I always struggle with some parts of the Christmas story, particularly Luke’s Christmas story. The more I read it and think about it, the part of the story that grabs me isn’t anything about no room in the inn. It’s not about the angel visiting and the voices of the heavenly hosts singing. It’s not the shepherds visiting or any of that, although those are important and oft highlighted parts of the story. What confounds me so much is the first few verses in Luke 2.
In those days a decree went out from Emperor Augustus that all the world should be registered. This was the first registration and was taken while Quirinius was governor of Syria. All went to their own town to be registered.
This situates the birth of Jesus smack dab in the middle of an oppressive empire. The historicity of whether a census was actually taken in this way during this time isn’t important to me at this point. But what is, is that Jesus was born under the cover of darkness under a very strict rule of empire.
So how do you preach about the Son of God being born in spite of the constrictions of Empire (Roman) to people of Empire (American)? I’m running up against resistance in saying that we need to make room for the people who don’t have places in the inn with a lot of the immigration stuff going on down here in Arizona.

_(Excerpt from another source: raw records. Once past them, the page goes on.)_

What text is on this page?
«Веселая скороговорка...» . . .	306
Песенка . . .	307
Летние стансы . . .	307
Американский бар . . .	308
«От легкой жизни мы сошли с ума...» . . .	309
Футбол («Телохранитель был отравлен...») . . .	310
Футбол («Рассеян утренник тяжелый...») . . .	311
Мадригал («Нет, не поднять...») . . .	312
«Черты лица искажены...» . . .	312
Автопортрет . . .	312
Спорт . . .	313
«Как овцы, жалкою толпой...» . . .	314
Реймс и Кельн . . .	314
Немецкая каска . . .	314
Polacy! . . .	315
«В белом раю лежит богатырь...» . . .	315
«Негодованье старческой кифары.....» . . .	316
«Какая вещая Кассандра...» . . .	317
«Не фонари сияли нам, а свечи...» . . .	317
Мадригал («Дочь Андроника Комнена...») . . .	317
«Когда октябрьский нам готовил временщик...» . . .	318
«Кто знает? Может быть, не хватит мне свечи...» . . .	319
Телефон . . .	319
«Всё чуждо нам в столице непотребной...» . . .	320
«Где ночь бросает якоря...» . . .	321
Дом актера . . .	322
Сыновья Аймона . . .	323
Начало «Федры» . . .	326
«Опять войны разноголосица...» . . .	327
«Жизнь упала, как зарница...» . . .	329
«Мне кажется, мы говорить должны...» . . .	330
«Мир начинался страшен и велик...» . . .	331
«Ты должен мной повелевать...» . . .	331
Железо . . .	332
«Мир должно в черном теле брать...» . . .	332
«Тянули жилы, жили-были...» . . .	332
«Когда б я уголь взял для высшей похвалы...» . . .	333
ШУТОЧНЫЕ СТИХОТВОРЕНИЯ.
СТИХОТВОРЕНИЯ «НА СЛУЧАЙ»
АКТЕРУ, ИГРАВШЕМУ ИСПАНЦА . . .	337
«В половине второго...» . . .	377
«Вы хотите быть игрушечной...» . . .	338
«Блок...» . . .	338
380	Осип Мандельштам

Surely, I can’t give an anti-empire sermon on Christmas Eve. Christmas sermons ought to inspire comfort and joy (because we don’t have enough of that).
Perhaps it’s not the right time, not the right place.
Perhaps I need to pick my battles.
Perhaps I need to just turn a blind eye to it.
But someone has to say it. Someone has to call out the dissonance between the way the Bible calls us to live and the way we actually do live. We have to give up this (GOP-fueled) “War on Christianity”. Christianity has been normative for so long, especially in positions of power that for white, American, male, Christians (lookin’ at you, Governor Perry) to even hint at being persecuted is a slap in the face to everyone else in the world (sounds like hyperbole, but it isn’t).
We need to change the way we view our selves and our world. And that starts by emptying ourselves as God did when she became a baby and grew up renouncing empire and the power structures that crush people who are not in the majority.
That’s the sermon I want to preach Christmas Eve. But I probably won’t. After all, I’m just the intern. So I’ll say it on here until I get through all the bureaucratic hoops I need to get through.
Then I’ll say it.
Until then… Here we are. With the sermon I want to preach, but probably won’t.
Cheers,
Eric
P.S. Yeah, I did the whole passive-aggressive, refer-to-God-with-feminine-pronoun thing. Another thing I’ve wanted to do, but haven’t. Just like to do it for fun every once in awhile.
How about this Christmas? 🙂
Sadly, it would probably be pretty similar. The more things change, the more they stay the same.
I’m on internship this year. Sadly, I think your right.